Unilever is among the 10 largest FMCG stocks by market capitalisation, but size is probably less important in the current inflationary environment than the pricing power and elasticity of its product offering. Ideally, you do not want your customer base to be overly sensitive to variations in the price or demand for your product. Usually, this boils down to the essential or non-essential nature of certain goods, but consumer behaviour during lockdowns reinforced the notion that higher margins on premium items can more than make up for lower overall spending. So, perhaps FMCG stocks such as L'Oréal (FR:OR), Christian Dior (FR:CDI), or even Pernod Ricard (FR:RI) could offer a safer haven in an inflationary economy than a company selling bleach and washing-up liquid.

The advantage of premiumisation, or at least the willingness of punters to fork-out for life’s little luxuries, will become more evident as discretionary incomes shrink. But another key change under way in the FMCG space, one that has been accelerated due to the impact of Covid-19, centres on supply-chain management.

Unilever and industry rivals such as Procter & Gamble (US:PG) had spent years building lean global supply chain networks, which they suddenly needed to adjust to the impact of the pandemic. Price efficiencies through inventory reduction and asset utilisation have given way to a focus on resilience. We are also seeing improved transparency in sourcing, partly a consequence of the gathering roll-out of environmental, social and governance (ESG) mandates. The cost implications for the FMCG segment are difficult to quantify at this stage, not least of all because the we are witnessing a concurrent increase in digitalisation.

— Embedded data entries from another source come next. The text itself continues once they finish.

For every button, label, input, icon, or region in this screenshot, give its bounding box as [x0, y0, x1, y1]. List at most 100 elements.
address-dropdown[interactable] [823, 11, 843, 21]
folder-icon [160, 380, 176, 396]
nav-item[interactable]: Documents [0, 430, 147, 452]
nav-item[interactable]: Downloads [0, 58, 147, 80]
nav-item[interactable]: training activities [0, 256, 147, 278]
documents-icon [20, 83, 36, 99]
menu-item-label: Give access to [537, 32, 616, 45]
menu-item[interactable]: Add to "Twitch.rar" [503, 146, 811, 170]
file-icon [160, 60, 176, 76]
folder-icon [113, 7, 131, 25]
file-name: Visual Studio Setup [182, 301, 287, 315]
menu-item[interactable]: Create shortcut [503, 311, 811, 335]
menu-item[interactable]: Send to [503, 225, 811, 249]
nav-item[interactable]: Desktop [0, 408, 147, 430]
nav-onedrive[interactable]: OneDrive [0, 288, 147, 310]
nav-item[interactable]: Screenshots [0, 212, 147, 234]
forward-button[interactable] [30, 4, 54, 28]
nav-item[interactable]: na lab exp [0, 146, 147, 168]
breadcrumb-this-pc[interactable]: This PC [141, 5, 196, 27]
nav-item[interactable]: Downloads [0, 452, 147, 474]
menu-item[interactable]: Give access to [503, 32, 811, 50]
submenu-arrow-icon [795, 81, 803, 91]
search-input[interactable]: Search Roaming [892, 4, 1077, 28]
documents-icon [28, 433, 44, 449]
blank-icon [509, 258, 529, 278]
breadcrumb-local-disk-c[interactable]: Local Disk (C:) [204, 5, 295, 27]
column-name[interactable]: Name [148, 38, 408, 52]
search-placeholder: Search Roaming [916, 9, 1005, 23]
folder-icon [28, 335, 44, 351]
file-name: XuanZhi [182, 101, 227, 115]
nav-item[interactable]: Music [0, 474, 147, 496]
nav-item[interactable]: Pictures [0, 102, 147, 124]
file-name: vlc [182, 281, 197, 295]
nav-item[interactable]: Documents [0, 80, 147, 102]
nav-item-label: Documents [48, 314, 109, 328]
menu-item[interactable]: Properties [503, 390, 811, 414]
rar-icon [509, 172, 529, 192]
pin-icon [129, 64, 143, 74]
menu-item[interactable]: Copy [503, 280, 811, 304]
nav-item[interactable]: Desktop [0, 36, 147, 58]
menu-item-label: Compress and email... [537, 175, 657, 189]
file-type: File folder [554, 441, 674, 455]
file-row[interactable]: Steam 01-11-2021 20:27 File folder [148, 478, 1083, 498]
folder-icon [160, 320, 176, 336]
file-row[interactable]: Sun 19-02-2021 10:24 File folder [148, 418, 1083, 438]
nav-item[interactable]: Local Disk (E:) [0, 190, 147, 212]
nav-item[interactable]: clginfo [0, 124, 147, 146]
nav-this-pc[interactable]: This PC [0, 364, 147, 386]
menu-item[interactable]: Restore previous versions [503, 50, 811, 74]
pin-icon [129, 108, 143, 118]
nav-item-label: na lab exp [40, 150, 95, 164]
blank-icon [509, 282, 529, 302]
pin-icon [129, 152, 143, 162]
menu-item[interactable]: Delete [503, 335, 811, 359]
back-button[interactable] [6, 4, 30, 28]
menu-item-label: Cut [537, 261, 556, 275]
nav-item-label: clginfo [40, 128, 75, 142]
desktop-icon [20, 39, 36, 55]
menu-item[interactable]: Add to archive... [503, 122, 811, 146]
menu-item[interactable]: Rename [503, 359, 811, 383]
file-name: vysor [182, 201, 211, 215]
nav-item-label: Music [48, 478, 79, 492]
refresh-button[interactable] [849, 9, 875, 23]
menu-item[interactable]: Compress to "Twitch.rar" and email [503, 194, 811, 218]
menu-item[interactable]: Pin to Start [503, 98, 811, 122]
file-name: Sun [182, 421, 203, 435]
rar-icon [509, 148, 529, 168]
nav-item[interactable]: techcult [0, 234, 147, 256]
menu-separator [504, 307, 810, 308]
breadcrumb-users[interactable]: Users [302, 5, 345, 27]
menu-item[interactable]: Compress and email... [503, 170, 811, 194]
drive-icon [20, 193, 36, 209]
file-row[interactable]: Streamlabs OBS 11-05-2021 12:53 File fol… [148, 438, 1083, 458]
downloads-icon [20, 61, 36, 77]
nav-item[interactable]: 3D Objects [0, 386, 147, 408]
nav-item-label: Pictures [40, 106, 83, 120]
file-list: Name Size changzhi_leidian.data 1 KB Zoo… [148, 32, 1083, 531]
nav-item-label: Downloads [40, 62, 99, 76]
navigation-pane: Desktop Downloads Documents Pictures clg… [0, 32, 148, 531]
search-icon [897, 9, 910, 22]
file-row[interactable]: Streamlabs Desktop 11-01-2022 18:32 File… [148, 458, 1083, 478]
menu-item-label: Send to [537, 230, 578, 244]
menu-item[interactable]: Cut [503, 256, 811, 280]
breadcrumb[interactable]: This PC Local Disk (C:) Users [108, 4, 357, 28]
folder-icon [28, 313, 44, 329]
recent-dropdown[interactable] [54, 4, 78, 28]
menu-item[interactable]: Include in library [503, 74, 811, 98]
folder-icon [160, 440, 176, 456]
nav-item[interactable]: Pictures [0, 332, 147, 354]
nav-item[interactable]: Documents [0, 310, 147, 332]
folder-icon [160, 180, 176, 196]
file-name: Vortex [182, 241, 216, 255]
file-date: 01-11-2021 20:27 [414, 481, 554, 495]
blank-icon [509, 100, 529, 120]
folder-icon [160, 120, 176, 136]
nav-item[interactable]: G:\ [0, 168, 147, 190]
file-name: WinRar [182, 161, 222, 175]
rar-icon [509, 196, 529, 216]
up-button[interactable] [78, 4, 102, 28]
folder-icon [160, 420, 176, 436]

Whether Unilever’s business model, or indeed its supply chain arrangements, will attract market support amid an inflationary surge, probably matters less than the intensifying focus on management’s decision-making process following the abortive attempt to purchase the consumer healthcare arm of GlaxoSmithKline (GSK). Canning 15 per cent of your management workforce may not be enough to placate an activist hedge fund like Trian Partners, to say nothing of Fundsmith supremo Terry Smith, so it’s unsurprising that some market watchers believe that the consumer giant could now be in play.